4 sons que j’écoute sans la moindre honte depuis l’adolescence

Il paraît qu’on construit ses goûts à l’adolescence. Personnellement, en bonne schizophrène, j’étais très branchée rock, punk, métal, comédies musicales américaines et chanteuses pop. Oui, tout ça à la fois. Et il faut bien avouer qu’effectivement, certaines choses me sont restées.

 

Les Wampas

Les Wampas 4ever x3

Parce que Didier Wampas, c’est le roi du rock’n’roll (tmtc). J’ai eu une GROSSE période punk français au lycée. Et elle m’a été initiée par Les Wampas, que j’ai évidemment découvert avec leur tube Manu Chao.
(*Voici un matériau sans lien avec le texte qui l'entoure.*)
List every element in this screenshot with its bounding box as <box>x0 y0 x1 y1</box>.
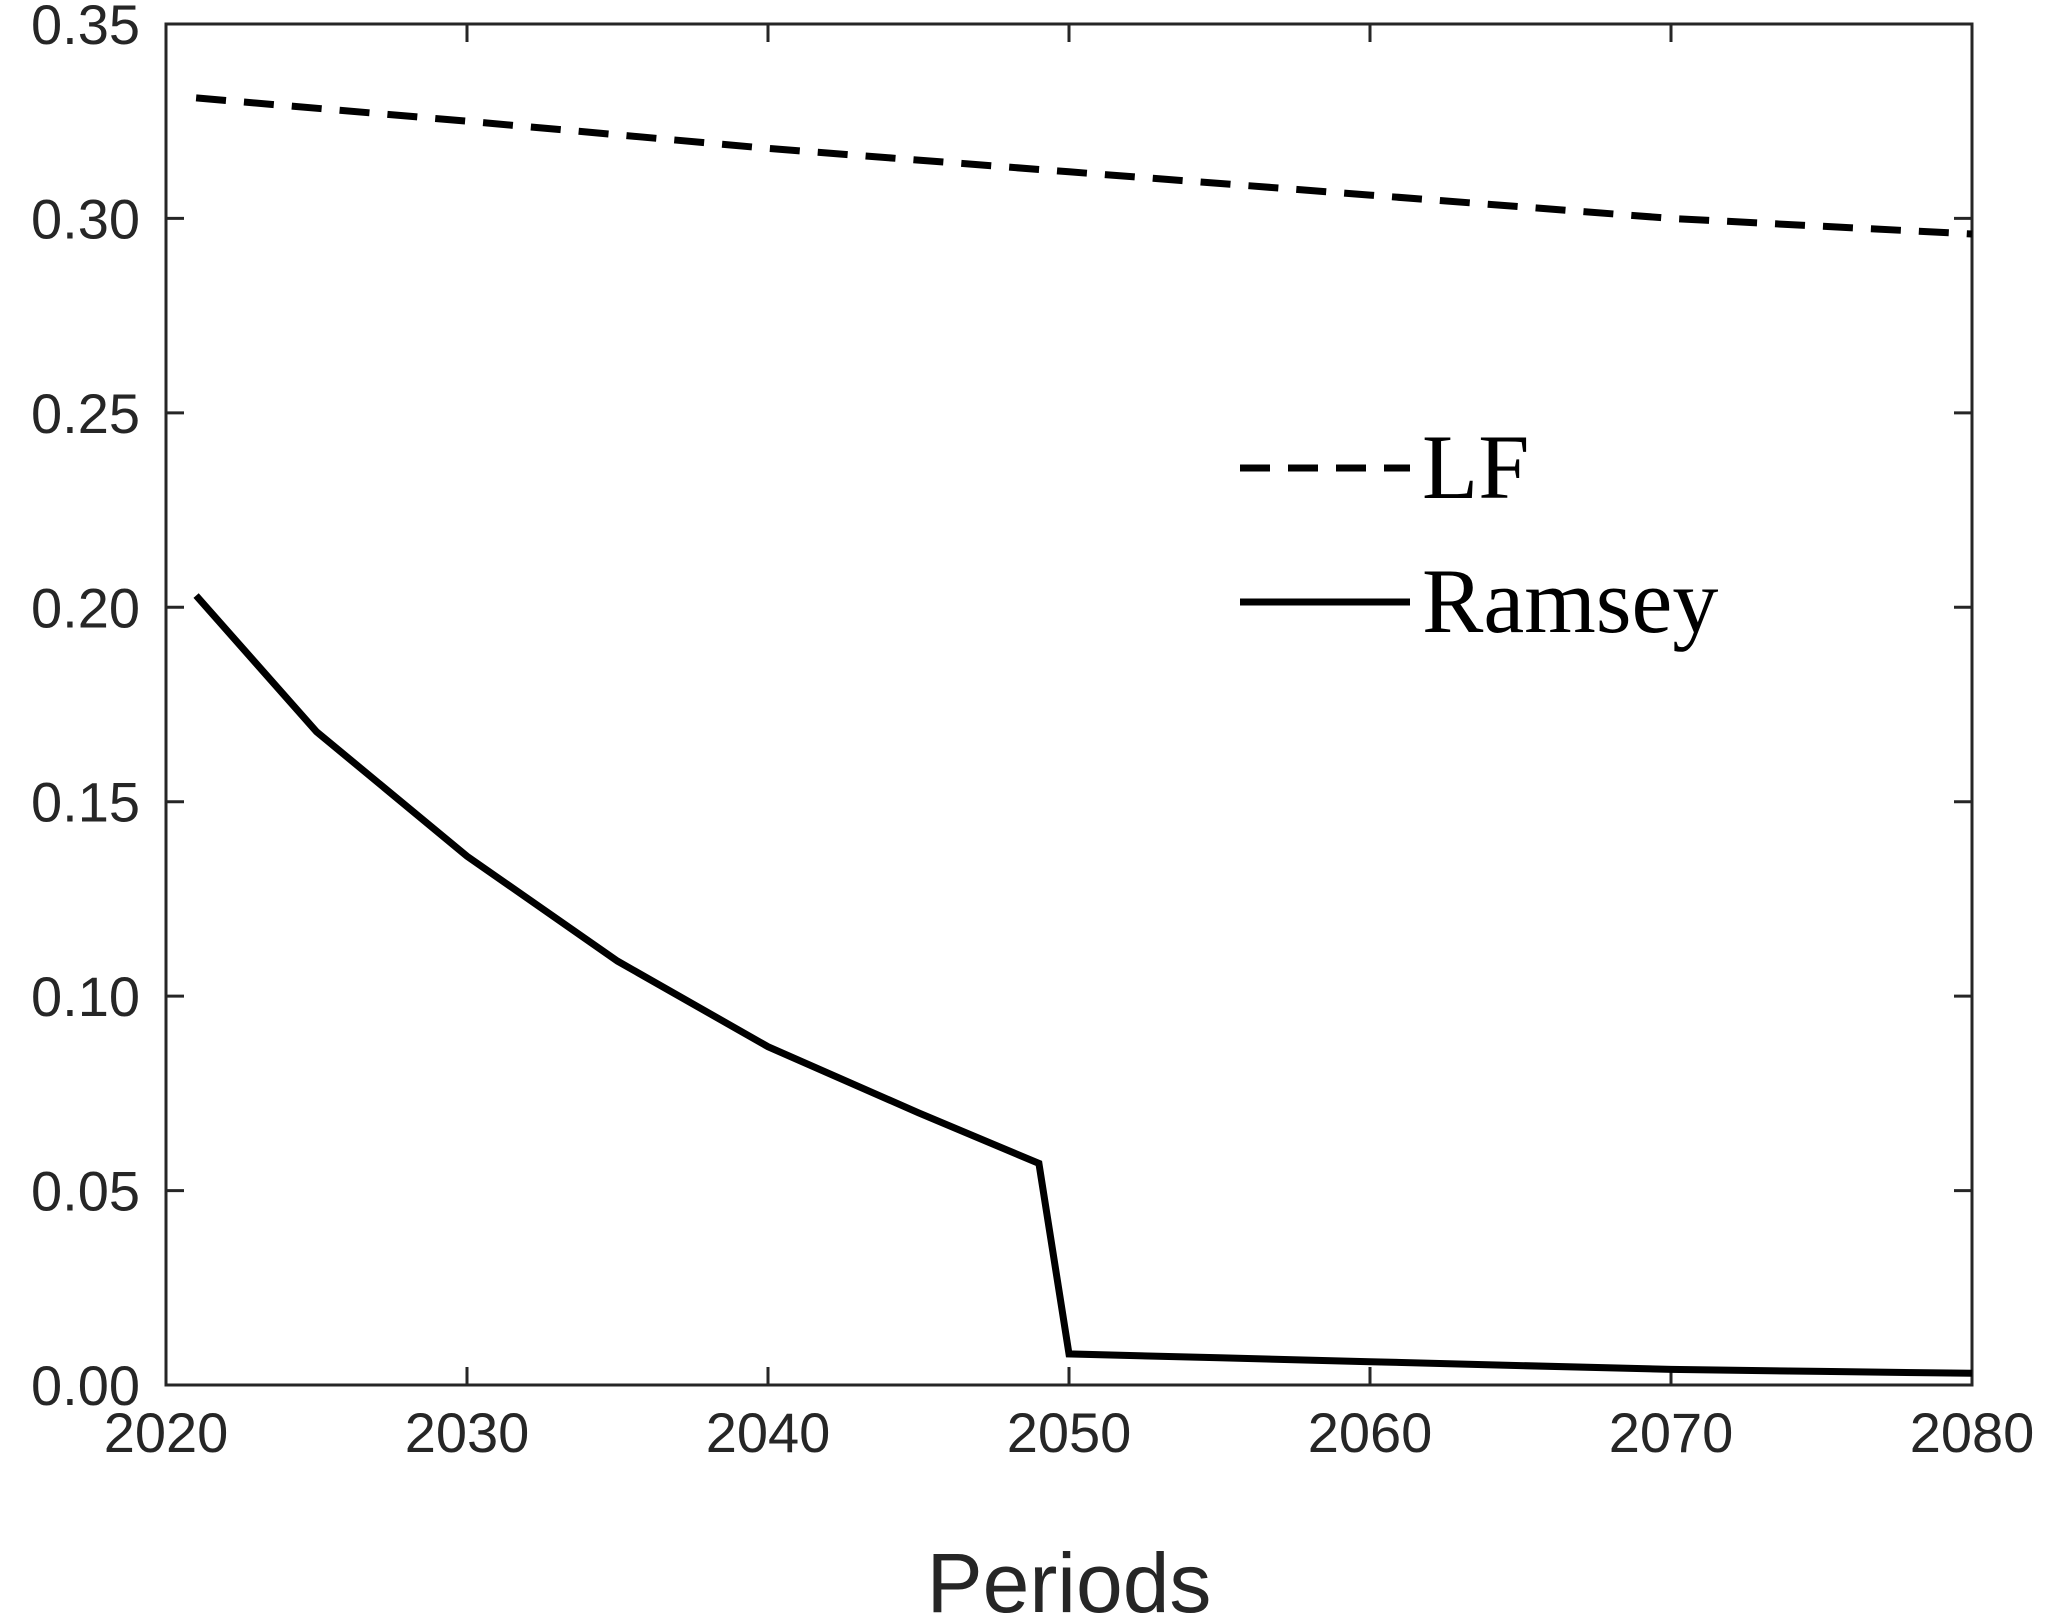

Après l’écoute de l’album Never trust a guy who after having been a punk, is now playing electro, j’en voulais toujours plus. Après avoir épuisé la discographie complète des Wampas, j’ai dérivé ensuite vers Les BetteravesGuerilla Poubelle, puis Berurier noirLa Souris déglinguée et enfin, OTH. J’écoute aujourd’hui plus sporadiquement ces derniers, mais Didier Wampas tient toujours une place particulière dans mon cœur de vieille punkette défraîchie. Si je ne devais en retenir qu’une, ce serait évidemment Liste de droite, un parfait hymne à la désillusion, à la fois drôle et cynique.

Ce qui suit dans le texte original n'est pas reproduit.